Les quantités recommandées
Une consommation régulière mais modérée d’oignon optimise ses bienfaits pour la santé. Une portion typique correspond à un demi-oignon ou un oignon entier par jour, de préférence cru pour maximiser l’apport en nutriments. L’Organisation mondiale de la santé recommande 400 grammes de fruits et légumes par jour, l’oignon pouvant contribuer à atteindre cet objectif.
Les études montrent des effets bénéfiques à partir d’une portion hebdomadaire, avec des avantages croissants jusqu’à sept portions ou plus par semaine. Cette consommation régulière s’inscrit dans le cadre d’une alimentation équilibrée et d’une activité physique régulière pour en maximiser les effets.
FAQ
Peut-on consommer l’oignon tous les jours sans risque ?

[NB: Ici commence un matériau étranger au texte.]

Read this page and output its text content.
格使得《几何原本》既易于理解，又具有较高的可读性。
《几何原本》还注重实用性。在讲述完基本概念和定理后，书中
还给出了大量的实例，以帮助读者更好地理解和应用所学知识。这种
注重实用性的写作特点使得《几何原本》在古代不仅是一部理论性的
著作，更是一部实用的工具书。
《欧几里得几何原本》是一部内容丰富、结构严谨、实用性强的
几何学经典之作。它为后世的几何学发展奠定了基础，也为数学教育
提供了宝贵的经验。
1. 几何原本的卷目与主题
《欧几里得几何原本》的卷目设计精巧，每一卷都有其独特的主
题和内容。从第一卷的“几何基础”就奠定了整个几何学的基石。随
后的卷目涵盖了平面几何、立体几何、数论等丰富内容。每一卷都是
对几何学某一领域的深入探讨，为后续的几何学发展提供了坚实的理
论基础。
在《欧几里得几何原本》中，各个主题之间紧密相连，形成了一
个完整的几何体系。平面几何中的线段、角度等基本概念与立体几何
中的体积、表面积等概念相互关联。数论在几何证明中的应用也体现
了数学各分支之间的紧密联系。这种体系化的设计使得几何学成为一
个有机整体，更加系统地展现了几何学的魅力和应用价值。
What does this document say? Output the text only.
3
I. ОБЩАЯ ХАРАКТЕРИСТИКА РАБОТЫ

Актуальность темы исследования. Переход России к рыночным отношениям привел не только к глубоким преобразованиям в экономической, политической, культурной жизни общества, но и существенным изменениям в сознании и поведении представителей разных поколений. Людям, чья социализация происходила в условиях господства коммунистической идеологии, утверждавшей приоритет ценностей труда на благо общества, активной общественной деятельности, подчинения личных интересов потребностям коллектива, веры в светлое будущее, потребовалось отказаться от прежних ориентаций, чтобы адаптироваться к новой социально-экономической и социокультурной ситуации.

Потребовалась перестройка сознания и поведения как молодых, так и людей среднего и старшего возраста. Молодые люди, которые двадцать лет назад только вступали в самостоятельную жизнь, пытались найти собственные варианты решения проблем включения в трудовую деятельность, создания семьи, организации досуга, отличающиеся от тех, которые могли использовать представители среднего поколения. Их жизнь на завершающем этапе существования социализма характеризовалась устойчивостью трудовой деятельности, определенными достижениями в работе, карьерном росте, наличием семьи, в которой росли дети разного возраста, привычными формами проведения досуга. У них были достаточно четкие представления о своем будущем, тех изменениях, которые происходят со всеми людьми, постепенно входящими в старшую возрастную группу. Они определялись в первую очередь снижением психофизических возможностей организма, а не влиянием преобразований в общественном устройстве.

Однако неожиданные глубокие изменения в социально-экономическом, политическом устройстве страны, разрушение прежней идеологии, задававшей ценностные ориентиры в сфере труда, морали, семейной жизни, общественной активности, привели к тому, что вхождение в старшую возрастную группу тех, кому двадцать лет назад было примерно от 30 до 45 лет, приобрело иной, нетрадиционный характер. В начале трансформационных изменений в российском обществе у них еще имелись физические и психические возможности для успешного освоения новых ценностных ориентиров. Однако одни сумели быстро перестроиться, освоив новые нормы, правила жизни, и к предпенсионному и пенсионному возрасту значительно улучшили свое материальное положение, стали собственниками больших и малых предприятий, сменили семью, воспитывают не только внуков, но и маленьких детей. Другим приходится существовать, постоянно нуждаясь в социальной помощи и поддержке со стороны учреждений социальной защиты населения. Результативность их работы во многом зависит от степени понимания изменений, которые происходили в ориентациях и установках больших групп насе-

La consommation quotidienne d’un demi-oignon à un oignon entier ne pose généralement pas de problème. Les personnes souffrant de troubles digestifs doivent adapter les quantités selon leur tolérance individuelle.
Quelle variété d’oignon apporte le plus de bienfaits ?
L’oignon rouge concentre la plus grande quantité d’antioxydants, notamment de quercétine et d’anthocyanes. Son activité antioxydante peut atteindre huit fois celle des oignons blancs.
Comment éviter de pleurer en épluchant les oignons ?
Rincer l’oignon sous l’eau avant et après l’épluchage dissout les composés soufrés responsables des larmes. Couper la base en dernier limite également l’irritation, car cette partie concentre les substances lacrymales. L’oignon soulage aussi la toux grâce à ces mêmes composés.
La cuisson détruit-elle tous les bienfaits de l’oignon ?
La cuisson modifie mais ne supprime pas tous les bienfaits. Mijoter l’oignon dans une soupe préserve les nutriments dans le bouillon, tandis que la cuisson au four concentre les antioxydants par évaporation de l’eau.